The following is the second in a series of summaries of each presentation and panel that took place during the Mexico Oil and Gas Summit last Tuesday, July 1st in the Sheraton María Isabel in Mexico City. To download the speaker’s presentations which have been approved for public distribution so far, which now includes Gabriel Heller’s presentation, click here.
The forum continued with a presentation by SENER’s Director General of Investments, Gabriel Heller, whose presentation dealt with the opening of the oil and gas industry. He began by saying that there is external investment coming to Mexico, but there is also interest in seeing what the domestic market will bring to the table, particularly regarding SMEs. “We should help national SMEs become highly important enterprises that can someday both export their technology and expand overseas.” He stressed that the Energy Reform seeks free competition in which the productive enterprises of the state can participate with other NOCs and IOCs in equal circumstances. This will be achieved by the creation and empowerment of flexible, independent government agencies that give companies legal certainty.

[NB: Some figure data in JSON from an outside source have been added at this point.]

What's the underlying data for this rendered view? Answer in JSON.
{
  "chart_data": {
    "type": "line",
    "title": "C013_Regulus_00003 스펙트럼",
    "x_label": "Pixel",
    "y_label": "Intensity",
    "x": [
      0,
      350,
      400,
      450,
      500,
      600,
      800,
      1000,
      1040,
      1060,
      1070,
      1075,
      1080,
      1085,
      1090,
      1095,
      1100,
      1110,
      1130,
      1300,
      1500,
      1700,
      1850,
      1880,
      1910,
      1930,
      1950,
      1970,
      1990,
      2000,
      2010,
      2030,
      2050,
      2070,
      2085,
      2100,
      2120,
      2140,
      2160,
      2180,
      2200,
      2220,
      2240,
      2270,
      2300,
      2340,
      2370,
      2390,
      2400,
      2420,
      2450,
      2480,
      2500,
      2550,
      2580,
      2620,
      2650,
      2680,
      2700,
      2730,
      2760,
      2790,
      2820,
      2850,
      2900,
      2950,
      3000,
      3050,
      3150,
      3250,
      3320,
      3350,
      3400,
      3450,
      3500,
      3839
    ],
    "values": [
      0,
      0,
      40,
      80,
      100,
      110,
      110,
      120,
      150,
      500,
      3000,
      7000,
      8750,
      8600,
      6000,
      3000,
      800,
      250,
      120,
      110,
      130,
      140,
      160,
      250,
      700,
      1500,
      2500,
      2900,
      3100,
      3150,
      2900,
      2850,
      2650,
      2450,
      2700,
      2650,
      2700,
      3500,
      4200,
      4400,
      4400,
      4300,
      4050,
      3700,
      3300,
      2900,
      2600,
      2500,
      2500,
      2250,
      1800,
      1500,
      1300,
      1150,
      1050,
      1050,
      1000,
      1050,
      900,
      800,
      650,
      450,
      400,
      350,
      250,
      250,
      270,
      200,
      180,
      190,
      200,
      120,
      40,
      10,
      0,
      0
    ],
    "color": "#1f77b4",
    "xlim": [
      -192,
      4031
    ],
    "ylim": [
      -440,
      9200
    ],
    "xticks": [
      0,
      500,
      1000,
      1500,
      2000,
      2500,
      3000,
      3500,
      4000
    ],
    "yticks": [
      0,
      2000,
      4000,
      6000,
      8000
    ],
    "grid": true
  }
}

Heller talked about the upstream segment, saying that in Round Zero, PEMEX already gave SENER a list of the fields it would like to keep or develop. In the upcoming Round One, both private and state companies will participate in tenders. However, Heller said that there are discussions regarding the possibility of a pre-qualification round as not all contracts will be the same. “Each contract will have its own rules and the winning company will be the one to offer the best conditions. We are now implementing a process that is new to us and that makes transparency an extremely crucial factor.” Heller says the new scheme will seek 25% of national content annually in E&P projects. The percentage will vary according to each contract. For instance, deepwater projects will seldom require high national content, but the percentage will be leveraged in mature fields and shallow waters.
He explained that in the new model, oil revenues equal to 4.7% of the GDP will go to public expenditure, remaining profits equivalent to 3% of the GNP will go to a long-term savings fund, and the rest will be destined to social programs.
Regarding midstream, Heller reminded the audience that after the Reform industrial transformation is no longer considered a strategic sector. This means PEMEX is no longer the sole responsible party and SENER can grant permits to private actors. He mentioned how the National Center of Natural Gas Control (CENAGAS) has already contemplated expanding infrastructure for transportation and storage. This agency has 18 works for natural gas transportation planned for 2018, involving 10,000km of pipeline and an investment of US$13.3 billion. “We expect these developments to be ready by 2018. This network will be one of the country’s industrial motors.”
Heller talked about gasoline and diesel, telling the audience that he, in representation of SENER, does not feel that the current infrastructure fosters competitiveness. As part of the transition that accompanies the Energy Reform, a maximum price for gasoline will be gradually established from 2015 until 2019. Nonetheless, gasoline prices will adjust to inflation during this period. According to Heller, prices will be liberated and guided by international, markets in 2020. “In 2017 we will start seeing gas stations of foreign companies selling PEMEX products but with differentiating factors. They might import their products, but we will stick to the maximum price scheme until 2020,” explained Heller.